Le poème montre ainsi la technique de Baudelaire pour recréer la beauté à partir de la décomposition et souligne l'importance de l'art en tant que moyen de créer un monde sublimé.


Comment Baudelaire transforme-t-il une charogne en objet digne d’admiration dans ce poème ? 

I) La description de la charogne 

Tout d’abord, on remarque que Baudelaire entame son poème d’une façon surprenante puisqu’il utilise une apostrophe pour s’adresser à son âme et à la femme qu’il aime (“rappelez-vous”, v.1). Baudelaire emploie le passé simple dès le premier vers qui donne un aspect accompli donc révolu du souvenir heureux, (“Rappelez-vous l'objet que nous vîmes”, v.1). Il fait rimer “âme”, mot qui porte à l’élévation avec “infâme” mot signifiant quelque chose de tabou et repoussant. Baudelaire commence à la fin du premier quatrain une métaphore érotique liée à la “charogne” avec le “lit”. Par la suite, Baudelaire compare la “charogne” à une “femme lubrique” donc une prostituée, il est alors le premier à parler d’un sujet aussi trivial ce qui nous montre qu’il se place en opposition à la tradition. Baudelaire donne une image très sale et négative de l’amour physique et associe l’érotisme et la mort (Eros et Thanatos) : “Brûlante et suant les poisons”. L’image du ventre de la femme est habituellement associée à l’accouchement, à la naissance, mais Baudelaire en donne une image effrayante : “Ouvrait d'une façon nonchalante et cynique Son ventre plein d'exhalaisons.” On remarque qu’il insiste sur les odeurs, ainsi que sur la vue et sur l’ouïe (“Et ce monde rendait une étrange musique”), on peut donc parler de synesthésie. Les allitérations en [s] et en [r] évoquent la souffrance et créent une atmosphère d’horreur.
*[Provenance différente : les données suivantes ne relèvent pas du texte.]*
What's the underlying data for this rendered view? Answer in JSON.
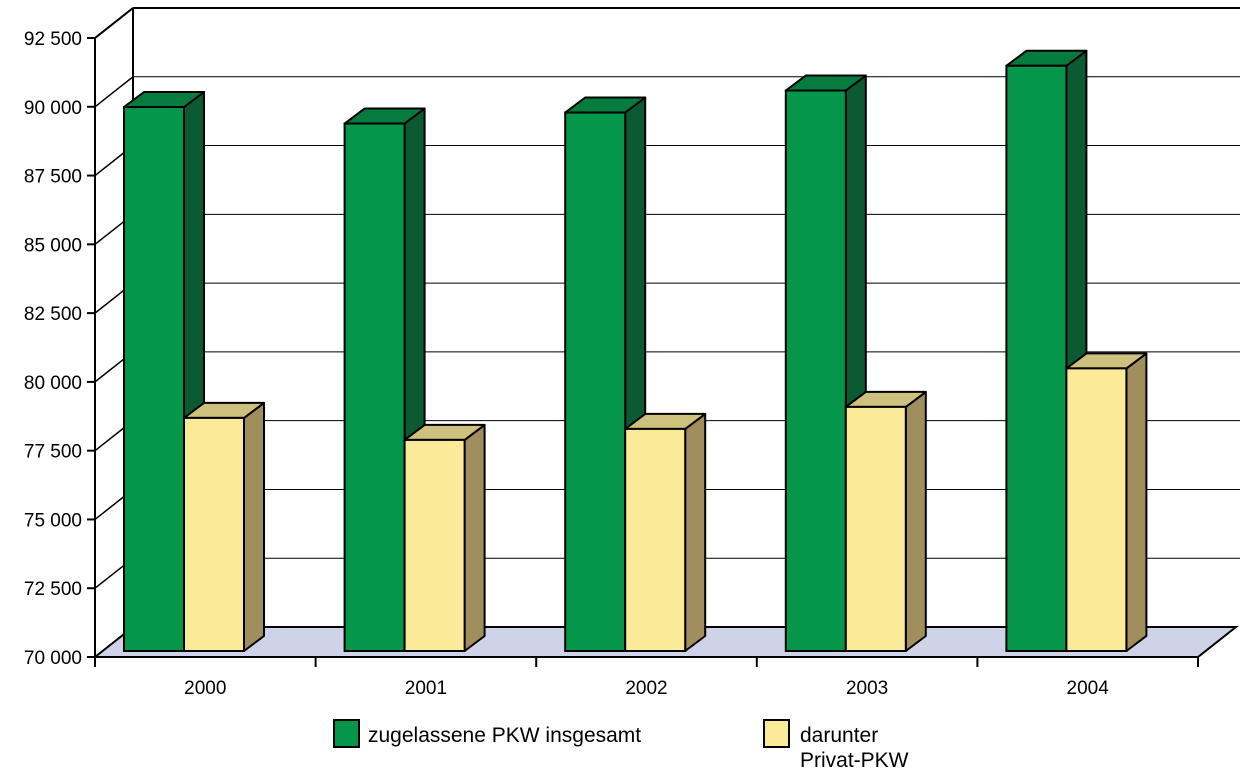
{
  "chart_data": {
    "type": "bar",
    "title": "",
    "xlabel": "",
    "ylabel": "",
    "categories": [
      "2000",
      "2001",
      "2002",
      "2003",
      "2004"
    ],
    "ylim": [
      70000,
      92500
    ],
    "yticks": [
      "70 000",
      "72 500",
      "75 000",
      "77 500",
      "80 000",
      "82 500",
      "85 000",
      "87 500",
      "90 000",
      "92 500"
    ],
    "ytick_values": [
      70000,
      72500,
      75000,
      77500,
      80000,
      82500,
      85000,
      87500,
      90000,
      92500
    ],
    "grid": true,
    "legend_position": "bottom",
    "series": [
      {
        "name": "zugelassene PKW insgesamt",
        "values": [
          89500,
          88900,
          89300,
          90100,
          91000
        ],
        "color": "#06964a",
        "side_color": "#0b5a32"
      },
      {
        "name_lines": [
          "darunter",
          "Privat-PKW"
        ],
        "values": [
          78200,
          77400,
          77800,
          78600,
          80000
        ],
        "color": "#fbeb99",
        "side_color": "#a08f5c"
      }
    ]
  }
}
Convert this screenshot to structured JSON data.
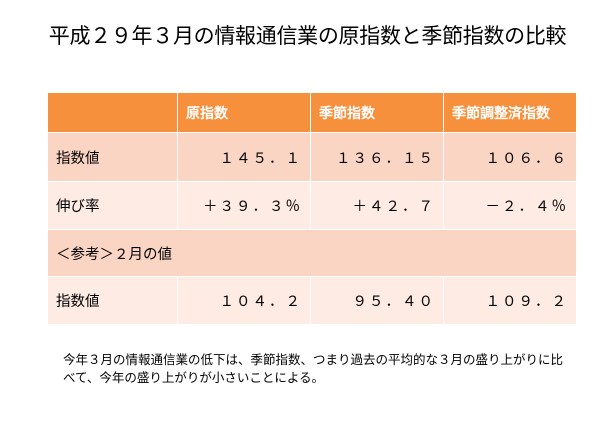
{
  "title": "平成２９年３月の情報通信業の原指数と季節指数の比較",
  "table": {
    "header": [
      "",
      "原指数",
      "季節指数",
      "季節調整済指数"
    ],
    "rows": [
      [
        "指数値",
        "１４５．１",
        "１３６．１５",
        "１０６．６"
      ],
      [
        "伸び率",
        "＋３９．３％",
        "＋４２．７",
        "－２．４％"
      ],
      [
        "＜参考＞２月の値"
      ],
      [
        "指数値",
        "１０４．２",
        "９５．４０",
        "１０９．２"
      ]
    ]
  },
  "note": "今年３月の情報通信業の低下は、季節指数、つまり過去の平均的な３月の盛り上がりに比べて、今年の盛り上がりが小さいことによる。",
  "colors": {
    "header_bg": "#f7903d",
    "row_dark": "#fbd5c4",
    "row_light": "#fdebe4"
  }
}
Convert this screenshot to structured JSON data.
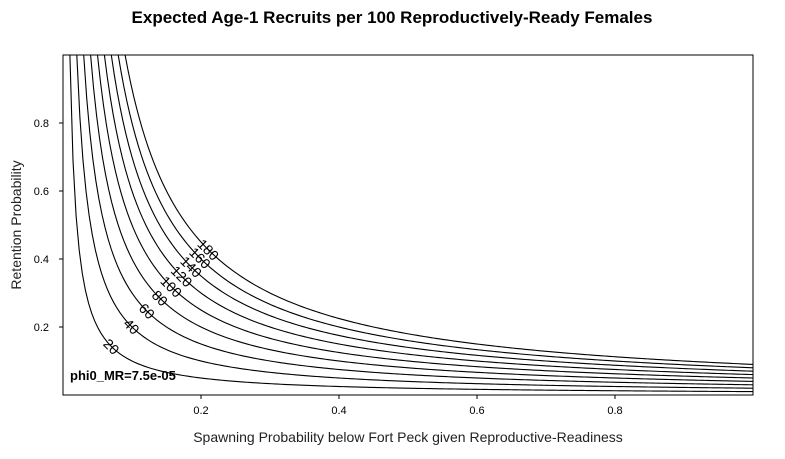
{
  "chart_data": {
    "type": "contour",
    "title": "Expected Age-1 Recruits per 100 Reproductively-Ready Females",
    "xlabel": "Spawning Probability below Fort Peck given Reproductive-Readiness",
    "ylabel": "Retention Probability",
    "xlim": [
      0.0,
      1.0
    ],
    "ylim": [
      0.0,
      1.0
    ],
    "x_ticks": [
      "0.2",
      "0.4",
      "0.6",
      "0.8"
    ],
    "y_ticks": [
      "0.2",
      "0.4",
      "0.6",
      "0.8"
    ],
    "annotation": "phi0_MR=7.5e-05",
    "contour_levels": [
      20,
      40,
      60,
      80,
      100,
      120,
      140,
      160,
      180
    ],
    "contour_labels": [
      "20",
      "40",
      "60",
      "80",
      "100",
      "120",
      "140",
      "160",
      "180"
    ],
    "contour_model": "x * y = level / 2000",
    "grid": false,
    "legend": "none"
  }
}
Grâce aux comparaisons, Baudelaire associe les choses normalement positives à des images horribles. Par exemple, il compare la carcasse de la charogne à une fleur : “Et le ciel regardait la carcasse superbe Comme une fleur s'épanouir”, l’adjectif “superbe” personnifie la charogne tout en soulignant son orgueil provocant. Baudelaire donne vie à la charogne en s’attardant sur les mouvements des insectes (les mouches, les vers) ou sur la chienne : “On eût dit que le corps, enflé d'un souffle vague, Vivait en se multipliant.”

II) Le thème du carpe diem

Par la suite, Baudelaire reprend le poème de Ronsard “Mignonne allons voir si la rose” emblématique de la philosophie du Carpe Diem, mais dans une version effrayante et horrible : “- Et pourtant vous serez semblable à cette ordure, A cette horrible infection”. Baudelaire invite la femme aimée à profiter de sa jeunesse et de sa beauté en lui renvoyant de façon crue et violente l’image de son propre pourrissement. Il se place donc à la fois dans la continuité et en rupture par rapport à la tradition.

III) La poésie fait accéder le poète et sa muse à l’immortalité

Le dernier quatrain est un condensé de l’art poétique de Baudelaire puisqu’il revendique l’idée selon laquelle l’art en général et la poésie en particulier fait accéder le poète et sa muse à l’immortalité puisque c’est un processus créatif qui s’inscrit dans l’éternité. C’est une idée qu’il reprend encore une fois à Ronsard (dans le poème “Quand vous serez bien vieille”) mais en lui donnant une tournure parnassienne : “Que j'ai gardé la forme et l'essence divine De mes amours décomposés !” Le temps détruit le réel mais le poète le recompose par la création d’un autre monde sublimé.